When purchasing an RV, don’t just ask what the roof of the unit you’re considering is made of, ask about durability, maintenance requirements, and potential replacement costs should the need ever arise.  Review manufacturers and their track record of roof problems if you can to make sure the workmanship is there to deliver a quality product – and a quality roof.

All roofs can require yearly maintenance, including roof coating (a protective layer that replaces what has worn off over time) and caulking around the edges of the roof line, vents, skylights, etc., to keep the seals intact and the water out. The maintenance required depends on (1) the material and (2) your RV’s exposure to the elements.  Look for potential issues such as wrinkles or puffs.

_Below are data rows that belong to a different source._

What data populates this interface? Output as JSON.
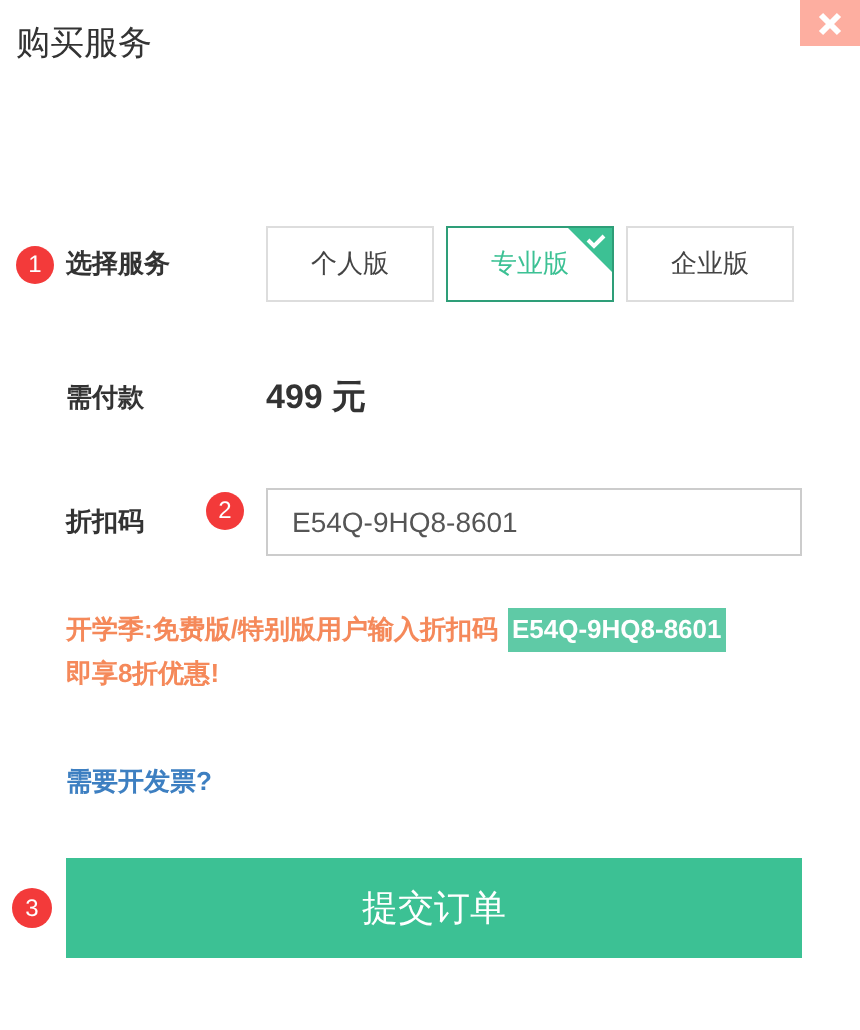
{
  "window": {
    "title": "购买服务"
  },
  "service": {
    "step": "1",
    "label": "选择服务",
    "options": [
      {
        "label": "个人版",
        "selected": false
      },
      {
        "label": "专业版",
        "selected": true
      },
      {
        "label": "企业版",
        "selected": false
      }
    ]
  },
  "payment": {
    "label": "需付款",
    "amount": "499 元"
  },
  "discount": {
    "label": "折扣码",
    "step": "2",
    "value": "E54Q-9HQ8-8601"
  },
  "promo": {
    "text": "开学季:免费版/特别版用户输入折扣码",
    "code": "E54Q-9HQ8-8601",
    "text_after": "即享8折优惠!"
  },
  "invoice_link": "需要开发票?",
  "submit": {
    "step": "3",
    "label": "提交订单"
  }
}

Also, give the roof a little TLC by keeping it clean. Wash it at least twice a year and try not to park under trees that drop sap. Make sure you use the correct type of cleaner as many chemicals can be abrasive to the finish and damage the material. First, sweep off debris. If you have a roof that can be walked on, then go up there with a kitchen broom. If not, then do your best from the ladder and wipe off as much as possible using a long handled broom or scrub brush. Then it’s time to scrub and rinse. All vents should be closed. Work section by section, checking for problems as you go. Then, protect your roof with a surface treatment. This again depends on the type of material.

There are usually other components to your RV’s roof than just the roof itself. There are often air conditioners and roof vents with or without fans as well as items such as TV antennas. You’ll need to check on the seals around these as well. A cracked seal can spell disaster when the next storm comes along, leading to significant damage.

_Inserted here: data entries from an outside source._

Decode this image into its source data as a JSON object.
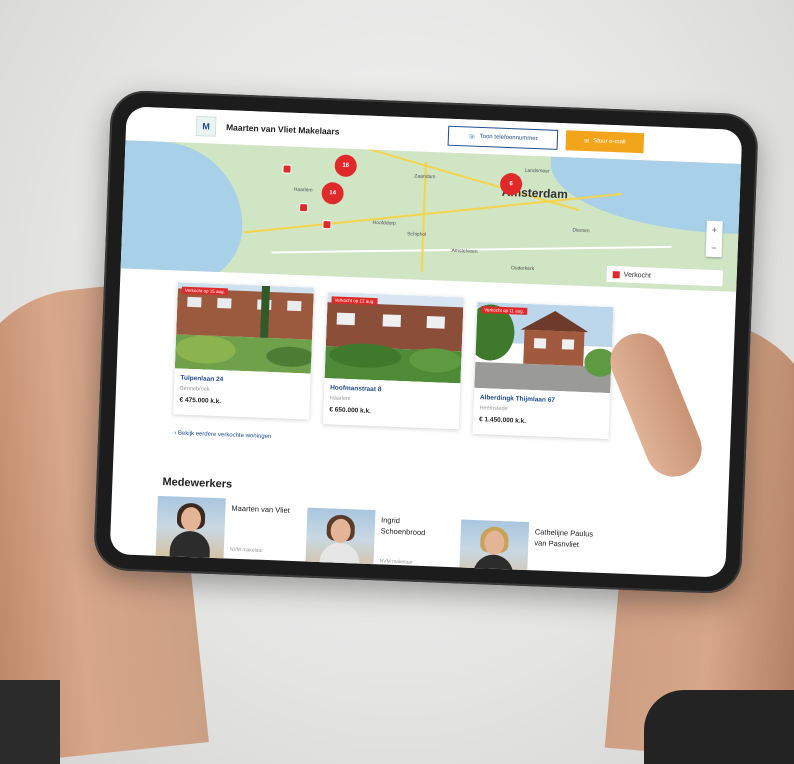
{
  "header": {
    "logo_letter": "M",
    "brand": "Maarten van Vliet Makelaars",
    "phone_button": "Toon telefoonnummer",
    "mail_button": "Stuur e-mail"
  },
  "map": {
    "city_main": "Amsterdam",
    "clusters": [
      "16",
      "14",
      "6"
    ],
    "legend": "Verkocht",
    "zoom_in": "+",
    "zoom_out": "−",
    "cities": [
      "Haarlem",
      "Zaandam",
      "Amstelveen",
      "Hoofddorp",
      "Schiphol",
      "Diemen",
      "Landsmeer",
      "Ouderkerk"
    ]
  },
  "listings": [
    {
      "tag": "Verkocht op 15 aug.",
      "street": "Tulpenlaan 24",
      "city": "Bennebroek",
      "price": "€ 475.000 k.k."
    },
    {
      "tag": "Verkocht op 12 aug.",
      "street": "Hoofmanstraat 8",
      "city": "Haarlem",
      "price": "€ 650.000 k.k."
    },
    {
      "tag": "Verkocht op 11 aug.",
      "street": "Alberdingk Thijmlaan 67",
      "city": "Heemstede",
      "price": "€ 1.450.000 k.k."
    }
  ],
  "more_link": "Bekijk eerdere verkochte woningen",
  "team": {
    "heading": "Medewerkers",
    "members": [
      {
        "name": "Maarten van Vliet",
        "role": "NVM makelaar"
      },
      {
        "name": "Ingrid Schoenbrood",
        "role": "NVM makelaar"
      },
      {
        "name": "Cathelijne Paulus van Pasnvliet",
        "role": ""
      }
    ]
  },
  "colors": {
    "brand_blue": "#1c4b8f",
    "accent_orange": "#f2a41a",
    "sold_red": "#e02a2a"
  }
}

Speaking of damage, look for signs on the interior of your RV that could indicate a problem with your RV’s roof including water stains on the ceiling and inside upper cabinets. Appearances can be deceptive. The problem might very well be under the membrane or top cover layer of your roof, hidden from view but causing problems nevertheless.

When storing your RV, it’s a good idea to keep your RV covered, whether it’s stored indoors or out. An RV cover keeps away dirt, sand, snow, and sun as well as helps moisture to evaporate. However, covers can still cultivate mildew and prevent airflow around the RV. You don’t necessarily have to “air it out” during the storage season, but if you have an RV around that isn’t frequently used (i.e., you can go a year or two without camping), then you should routinely uncover the RV.

A tarp may seem like a good alternative to an RV cover, but they trap moisture and allow zero breathability. It’s only a short-term solution. You really want to keep your RV’s roof – and everything else – as pristine as possible.

What about if your RV’s roof gets damaged? Low or fallen tree branches, bridges, etc., can cause damage to the roof. Of course, the best solution is prevention. There are lots of hazards, such as low signs and bridges, which can be avoided with a little forethought and by lifting off the gas pedal. If the damage is small, a small rip or tear, then a patch can be used to cover the area.

A roof will show signs of wear over time, especially if you camp often and in sunny spots where it receives direct exposure. Be proactive and check on the state of your roof once a month during the season, before storing, and when the RV comes out of storage. Fix any problems you see as quickly as possible.